Kleine Kinder legen erstaunt die Köpfe in den Nacken, sie verstehen
die Interpretationsversuche des Kunstführers ebenso wenig wie ein
alter Mann, der mit seinem Sohn gekommen ist.
Trotzdem sind alle auf ihre Weise ergriffen von dieser
gewaltigen Darstellungskunst. „Kiefer, ist das für die Deutschen so
was wie der Miró für uns?“ fragt der alte Mallorquiner seinen Sohn.
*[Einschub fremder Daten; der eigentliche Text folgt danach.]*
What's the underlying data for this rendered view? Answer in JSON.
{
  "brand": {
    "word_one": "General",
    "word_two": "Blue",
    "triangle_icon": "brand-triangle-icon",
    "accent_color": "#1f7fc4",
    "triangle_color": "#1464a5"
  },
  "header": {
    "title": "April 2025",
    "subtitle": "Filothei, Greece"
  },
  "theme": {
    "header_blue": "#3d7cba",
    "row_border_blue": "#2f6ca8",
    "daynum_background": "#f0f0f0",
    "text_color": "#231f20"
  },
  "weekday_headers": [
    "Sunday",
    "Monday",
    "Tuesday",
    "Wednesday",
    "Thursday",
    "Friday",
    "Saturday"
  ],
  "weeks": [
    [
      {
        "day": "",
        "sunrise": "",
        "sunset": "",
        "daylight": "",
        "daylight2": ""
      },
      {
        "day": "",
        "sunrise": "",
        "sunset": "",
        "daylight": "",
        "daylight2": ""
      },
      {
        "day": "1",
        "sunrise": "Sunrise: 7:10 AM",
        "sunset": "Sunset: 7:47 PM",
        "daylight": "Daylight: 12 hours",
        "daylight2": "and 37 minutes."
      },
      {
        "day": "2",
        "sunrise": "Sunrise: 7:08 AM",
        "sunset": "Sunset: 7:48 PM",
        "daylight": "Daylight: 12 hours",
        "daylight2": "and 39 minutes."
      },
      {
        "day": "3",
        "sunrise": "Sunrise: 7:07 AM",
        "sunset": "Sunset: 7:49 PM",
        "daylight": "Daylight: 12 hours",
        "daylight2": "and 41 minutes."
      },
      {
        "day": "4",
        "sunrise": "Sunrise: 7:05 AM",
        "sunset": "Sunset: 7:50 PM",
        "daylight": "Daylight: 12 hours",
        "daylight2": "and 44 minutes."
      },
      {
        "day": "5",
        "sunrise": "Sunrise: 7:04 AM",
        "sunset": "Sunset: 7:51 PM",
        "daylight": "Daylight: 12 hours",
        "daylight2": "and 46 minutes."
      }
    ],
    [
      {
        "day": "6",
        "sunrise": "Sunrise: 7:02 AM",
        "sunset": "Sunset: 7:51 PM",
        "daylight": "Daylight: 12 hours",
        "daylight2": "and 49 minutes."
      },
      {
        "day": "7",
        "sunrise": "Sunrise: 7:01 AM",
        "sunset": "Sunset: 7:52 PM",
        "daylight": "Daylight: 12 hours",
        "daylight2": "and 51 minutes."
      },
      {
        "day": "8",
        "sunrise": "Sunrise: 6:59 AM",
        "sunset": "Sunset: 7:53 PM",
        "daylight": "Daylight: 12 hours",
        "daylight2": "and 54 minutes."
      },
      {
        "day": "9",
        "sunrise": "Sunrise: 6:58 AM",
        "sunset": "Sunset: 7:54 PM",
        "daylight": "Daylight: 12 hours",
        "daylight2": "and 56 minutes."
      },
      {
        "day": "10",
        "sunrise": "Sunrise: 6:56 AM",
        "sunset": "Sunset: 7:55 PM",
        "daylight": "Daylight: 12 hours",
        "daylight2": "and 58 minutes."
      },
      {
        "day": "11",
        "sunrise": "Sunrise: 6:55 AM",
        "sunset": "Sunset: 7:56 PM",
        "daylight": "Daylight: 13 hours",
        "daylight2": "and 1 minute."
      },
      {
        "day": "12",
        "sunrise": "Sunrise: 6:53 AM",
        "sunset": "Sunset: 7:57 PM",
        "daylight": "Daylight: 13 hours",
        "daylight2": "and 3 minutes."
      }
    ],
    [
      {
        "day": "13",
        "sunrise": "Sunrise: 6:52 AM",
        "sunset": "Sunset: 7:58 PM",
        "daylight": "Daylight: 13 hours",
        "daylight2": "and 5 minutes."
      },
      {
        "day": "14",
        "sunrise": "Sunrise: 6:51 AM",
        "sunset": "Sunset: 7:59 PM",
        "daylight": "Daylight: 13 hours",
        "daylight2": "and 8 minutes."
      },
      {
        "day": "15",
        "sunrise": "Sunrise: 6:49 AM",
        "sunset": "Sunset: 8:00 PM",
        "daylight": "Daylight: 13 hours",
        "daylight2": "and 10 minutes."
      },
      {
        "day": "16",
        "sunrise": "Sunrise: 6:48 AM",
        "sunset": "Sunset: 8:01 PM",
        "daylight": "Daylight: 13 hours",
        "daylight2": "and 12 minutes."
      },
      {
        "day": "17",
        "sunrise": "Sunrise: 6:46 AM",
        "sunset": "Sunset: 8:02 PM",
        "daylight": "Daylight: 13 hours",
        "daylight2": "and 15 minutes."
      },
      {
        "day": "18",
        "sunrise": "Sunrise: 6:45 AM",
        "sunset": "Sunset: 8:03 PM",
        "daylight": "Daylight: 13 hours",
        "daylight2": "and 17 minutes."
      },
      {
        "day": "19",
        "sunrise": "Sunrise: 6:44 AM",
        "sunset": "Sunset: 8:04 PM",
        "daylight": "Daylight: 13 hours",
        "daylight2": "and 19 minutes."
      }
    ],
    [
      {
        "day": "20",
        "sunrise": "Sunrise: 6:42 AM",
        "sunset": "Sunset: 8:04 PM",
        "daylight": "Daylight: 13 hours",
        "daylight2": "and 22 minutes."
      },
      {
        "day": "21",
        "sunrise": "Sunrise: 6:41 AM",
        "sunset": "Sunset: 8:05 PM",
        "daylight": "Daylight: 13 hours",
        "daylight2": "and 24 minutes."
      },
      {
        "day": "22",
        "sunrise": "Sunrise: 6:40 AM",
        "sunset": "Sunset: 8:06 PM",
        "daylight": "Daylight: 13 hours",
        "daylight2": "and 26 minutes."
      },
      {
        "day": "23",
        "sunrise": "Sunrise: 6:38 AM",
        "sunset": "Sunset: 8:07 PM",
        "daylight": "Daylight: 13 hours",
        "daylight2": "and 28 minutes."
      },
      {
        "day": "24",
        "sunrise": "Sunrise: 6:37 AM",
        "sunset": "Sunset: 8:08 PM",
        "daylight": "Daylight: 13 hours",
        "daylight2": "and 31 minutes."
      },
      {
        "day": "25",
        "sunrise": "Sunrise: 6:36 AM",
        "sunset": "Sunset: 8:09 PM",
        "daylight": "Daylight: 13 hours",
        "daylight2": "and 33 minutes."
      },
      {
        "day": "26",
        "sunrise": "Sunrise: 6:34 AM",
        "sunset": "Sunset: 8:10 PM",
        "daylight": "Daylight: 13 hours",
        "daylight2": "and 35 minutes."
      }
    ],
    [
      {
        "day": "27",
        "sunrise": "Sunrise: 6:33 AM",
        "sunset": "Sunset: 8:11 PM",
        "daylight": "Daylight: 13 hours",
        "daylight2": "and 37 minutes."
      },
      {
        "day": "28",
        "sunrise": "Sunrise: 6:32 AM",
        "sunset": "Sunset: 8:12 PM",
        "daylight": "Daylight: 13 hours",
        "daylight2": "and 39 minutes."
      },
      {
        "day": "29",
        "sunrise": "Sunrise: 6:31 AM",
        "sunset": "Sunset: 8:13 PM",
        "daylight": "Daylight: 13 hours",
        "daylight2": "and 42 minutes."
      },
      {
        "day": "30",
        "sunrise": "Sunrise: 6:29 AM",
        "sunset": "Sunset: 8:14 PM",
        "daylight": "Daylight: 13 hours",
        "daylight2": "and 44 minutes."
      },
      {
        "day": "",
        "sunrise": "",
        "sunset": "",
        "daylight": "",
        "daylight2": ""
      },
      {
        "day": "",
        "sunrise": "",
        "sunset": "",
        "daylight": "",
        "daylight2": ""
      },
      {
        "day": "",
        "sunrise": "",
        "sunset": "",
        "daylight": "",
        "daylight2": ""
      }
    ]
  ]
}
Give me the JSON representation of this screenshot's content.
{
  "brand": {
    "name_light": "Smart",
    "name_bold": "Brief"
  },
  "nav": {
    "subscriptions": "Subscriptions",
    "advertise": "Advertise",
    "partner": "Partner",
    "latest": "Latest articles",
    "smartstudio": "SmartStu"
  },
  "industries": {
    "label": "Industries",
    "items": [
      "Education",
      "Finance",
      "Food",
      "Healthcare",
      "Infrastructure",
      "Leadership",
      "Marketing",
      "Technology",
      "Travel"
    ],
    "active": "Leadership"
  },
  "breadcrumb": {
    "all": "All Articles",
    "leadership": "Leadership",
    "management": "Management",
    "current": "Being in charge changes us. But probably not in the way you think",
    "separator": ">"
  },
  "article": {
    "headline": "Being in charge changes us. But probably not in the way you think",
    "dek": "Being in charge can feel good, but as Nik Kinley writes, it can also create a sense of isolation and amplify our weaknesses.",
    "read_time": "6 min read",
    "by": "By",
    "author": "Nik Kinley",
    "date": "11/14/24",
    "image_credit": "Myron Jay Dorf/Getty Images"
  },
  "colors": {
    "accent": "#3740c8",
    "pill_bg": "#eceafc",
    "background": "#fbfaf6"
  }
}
„Ja, das nehme ich an, sie sagen, es sei ihr wichtigster
zeitgenössischer Künstler“, lautet die Antwort. Dass es
gleichzeitig auch einer der umstrittensten ist – bei einigen Werken
waren sich Kritiker und Betrachter nicht darüber im Klaren, ob die
scheinbar nationalsozialistischen Motive ironisch gemeint waren
oder ob damit faschistoide Ideen transportiert werden sollten –,
diese Idee kommt einem bei der hiesigen Ausstellung der Sammlung
Grothe nicht in den Sinn.
Das Es Baluard schenkte sich selbst diese Retrospektive zum
fünfjährigen Bestehen. Zur feierlichen Vernissage am 30. Januar
erschien Anselm Kiefer zwar nicht, wie erhofft, persönlich. Aber
die Werke des Künstlers, der auch in Häusern wie dem Louvre in
Paris, dem MoMA in New York oder dem Guggenheim Museum in Bilbao
ausstellt, adeln das Museum in Palma. Selten sieht man hier Bilder
dieser Ausdruckskraft. Das größte – „The Secret Life of Plants“
(2001/2002) umfasst 13 Teile. „Mama, guck mal, die Gans“ entfährt
es einem kleinen Jungen. Das weiße Federvieh ziert eine der
riesigen grauen Platten, auf einer anderen hängt ein ausgetretenes
Paar Herrenschuhe. Weiße, vertrocknete Zweige ziehen sich durch das
gesamte Werk, ebenso Namen und Striche, die Sternenkonstellationen
gleichen.
Beim Zurücktreten vor dieser gewaltigen Szenerie wird der Raum
plötzlich zu klein. Anselm Kiefer selbst hatte Bedenken, seine
Bilder hier auszustellen, eben aus diesem Grund. Die Wand im Rücken
ist zu nah, gegenüberliegende Betrachter kommen sich schnell ins
Gehege. Einige Schlaue entweichen auf die Galerie, von hier oben
hat man das gesamte Werk gut im Blick.
Am geschlossenen Ende des Raumes strahlt von Weiten ein
sonnenförmiger Kreis, halb hinter Glas, durch den Raum. Darunter
hängt ein altes Gewand an der Holztafel, Frauenhaare und große,
nummerierte Taschen ziegen die Blicke auf sich. „Shebirat Ha Kelim“
(Der Bruch der Gefäße, 1990), zeigt ein Bild aus der Zeit, als sich
Kiefer mit der Kabbalah, dem jüdisch-christlichen Erbe
auseinandersetzt, so erklärt der Museumsführer.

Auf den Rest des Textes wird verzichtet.